Using one organism to kill another might not seem like such a great idea, but cats do make very good ratters. Scale things down a bit, and we might just be able to use one bacterium to kill another. Shigella is a family of bacteria that causes dysentery, and hundreds of thousands of deaths, mostly children, every year. Now good sanitation prevents Shigella infections, but there is no vaccine that stops it.

Enter Bdellovibrio bacteriovorus. It's another type of bacteria, but crucially, it's a predatory one. It inserts itself inside its victims and then destroys them from within. And a new paper just published shows that Bdellovibrio can be used to cure a Shigella infection, admittedly in zebrafish, but with no apparent side effects.

And because these bacteria attack a wide range of other microbes, this might just be a way of treating the impending antibiotic resistance crisis. Elizabeth Sockett is the woman behind this study. And I asked her how the experiment worked.

ELIZABETH SOCKETT:

The experiment's a real synergy between two labs. So Serge Mostowy's lab could set up experimental infections into zebrafish with the Shigella. And in our experiments, the Shigella were green fluorescent. They're injected into the hind brain of the zebrafish. Normally, they cause a lethal infection and the zebrafish die. What we did was we injected red Bdellovibrio into the same compartment. And we tested whether those red Bdellovibrio or a buffer control could change the infection.
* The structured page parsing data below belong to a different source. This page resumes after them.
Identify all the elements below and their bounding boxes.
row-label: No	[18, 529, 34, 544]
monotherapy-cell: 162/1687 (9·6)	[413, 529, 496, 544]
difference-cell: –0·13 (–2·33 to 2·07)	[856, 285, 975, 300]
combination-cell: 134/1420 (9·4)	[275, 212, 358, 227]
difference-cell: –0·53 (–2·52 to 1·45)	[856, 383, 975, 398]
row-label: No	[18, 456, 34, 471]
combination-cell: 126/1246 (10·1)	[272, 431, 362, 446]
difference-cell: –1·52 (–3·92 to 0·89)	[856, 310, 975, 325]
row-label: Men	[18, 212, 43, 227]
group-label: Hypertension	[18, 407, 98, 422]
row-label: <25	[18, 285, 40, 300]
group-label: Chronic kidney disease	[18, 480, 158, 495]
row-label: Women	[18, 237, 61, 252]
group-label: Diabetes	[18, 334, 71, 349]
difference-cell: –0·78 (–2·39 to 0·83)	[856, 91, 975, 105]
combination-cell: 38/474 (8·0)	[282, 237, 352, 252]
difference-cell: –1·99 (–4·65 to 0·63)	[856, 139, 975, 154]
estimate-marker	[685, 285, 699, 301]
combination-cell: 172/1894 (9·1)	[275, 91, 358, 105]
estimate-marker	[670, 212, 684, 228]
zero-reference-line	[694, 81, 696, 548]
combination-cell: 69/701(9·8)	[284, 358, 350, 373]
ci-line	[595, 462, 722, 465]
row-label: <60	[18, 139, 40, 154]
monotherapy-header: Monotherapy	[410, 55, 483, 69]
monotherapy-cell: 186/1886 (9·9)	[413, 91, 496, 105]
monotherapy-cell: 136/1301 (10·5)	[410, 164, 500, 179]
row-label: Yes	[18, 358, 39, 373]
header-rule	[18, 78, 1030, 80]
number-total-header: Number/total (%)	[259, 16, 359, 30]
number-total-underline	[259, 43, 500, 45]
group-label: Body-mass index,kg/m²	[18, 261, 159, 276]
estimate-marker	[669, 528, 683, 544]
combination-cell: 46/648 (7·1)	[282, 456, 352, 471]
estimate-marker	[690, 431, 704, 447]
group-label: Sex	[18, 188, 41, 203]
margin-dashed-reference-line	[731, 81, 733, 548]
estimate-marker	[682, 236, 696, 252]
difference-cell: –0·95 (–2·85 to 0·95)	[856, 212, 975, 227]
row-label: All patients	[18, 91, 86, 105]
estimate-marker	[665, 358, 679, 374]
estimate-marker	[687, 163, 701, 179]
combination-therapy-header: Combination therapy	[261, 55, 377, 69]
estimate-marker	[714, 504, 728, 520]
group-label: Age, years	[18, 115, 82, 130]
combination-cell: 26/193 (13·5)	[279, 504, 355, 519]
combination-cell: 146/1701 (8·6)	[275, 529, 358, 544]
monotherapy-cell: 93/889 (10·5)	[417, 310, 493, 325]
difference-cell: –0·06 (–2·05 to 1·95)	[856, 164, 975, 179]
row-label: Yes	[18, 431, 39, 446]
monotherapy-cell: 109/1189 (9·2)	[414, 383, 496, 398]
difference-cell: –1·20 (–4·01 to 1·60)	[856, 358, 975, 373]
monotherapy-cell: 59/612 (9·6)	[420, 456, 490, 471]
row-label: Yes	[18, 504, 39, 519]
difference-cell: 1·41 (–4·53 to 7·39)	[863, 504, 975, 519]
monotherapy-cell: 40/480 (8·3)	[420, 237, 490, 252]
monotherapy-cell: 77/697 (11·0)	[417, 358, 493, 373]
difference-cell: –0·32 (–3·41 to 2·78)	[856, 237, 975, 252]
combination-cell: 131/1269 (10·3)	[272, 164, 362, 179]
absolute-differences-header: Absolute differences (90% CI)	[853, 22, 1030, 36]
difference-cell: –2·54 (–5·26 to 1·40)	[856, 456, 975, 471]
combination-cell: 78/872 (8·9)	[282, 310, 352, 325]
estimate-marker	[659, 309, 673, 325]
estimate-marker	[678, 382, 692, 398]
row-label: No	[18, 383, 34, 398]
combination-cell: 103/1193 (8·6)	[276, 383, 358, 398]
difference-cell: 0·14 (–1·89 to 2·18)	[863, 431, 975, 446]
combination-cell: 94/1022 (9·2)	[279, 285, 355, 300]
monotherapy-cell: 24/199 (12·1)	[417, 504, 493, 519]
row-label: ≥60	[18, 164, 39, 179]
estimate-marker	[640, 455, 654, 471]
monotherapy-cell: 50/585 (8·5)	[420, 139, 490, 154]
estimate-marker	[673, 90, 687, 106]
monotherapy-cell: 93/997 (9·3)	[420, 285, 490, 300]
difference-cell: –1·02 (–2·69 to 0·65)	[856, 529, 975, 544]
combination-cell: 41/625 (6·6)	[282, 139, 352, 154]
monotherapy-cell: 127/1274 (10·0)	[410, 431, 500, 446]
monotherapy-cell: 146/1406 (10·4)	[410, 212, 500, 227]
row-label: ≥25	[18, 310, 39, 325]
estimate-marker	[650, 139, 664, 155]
So the great thing about this experiment was we could see live the numbers of red and green bacteria changing inside the patient, who's the zebrafish. We could also measure the survival of the zebrafish 48 hours later, because they normally die of a Shigella infection of that level. And what we saw was that the red Bdellovibrio started to kill the green Shigella inside the zebrafish, and the survival of the zebrafish improved a huge amount.

INTERVIEWER:

So you inject, first of all, you infect the zebrafish with Shigella, which would kill them.

ELIZABETH SOCKETT:

Yes.

INTERVIEWER:

Then you inject--

ELIZABETH SOCKETT:

With the Bdellovibrio.

INTERVIEWER:

And that kills the Shigella.

ELIZABETH SOCKETT:

Yes. And interestingly, in this experiment the Bdellovibrio start killing first the Shigella, but then the immune system of the fish that wasn't coping with the Shigella wakes up and gets a stimulus from this predation. And it comes in and clears up the rest of the Shigella from the infection. So what we think is that the Bdellovibrio is actually releasing some components of the Shigella as it's killing them early on and the immune system is being awakened to the presence of the Shigella. And also the numbers are dropping due to the direct killing by the Bdellovibrio.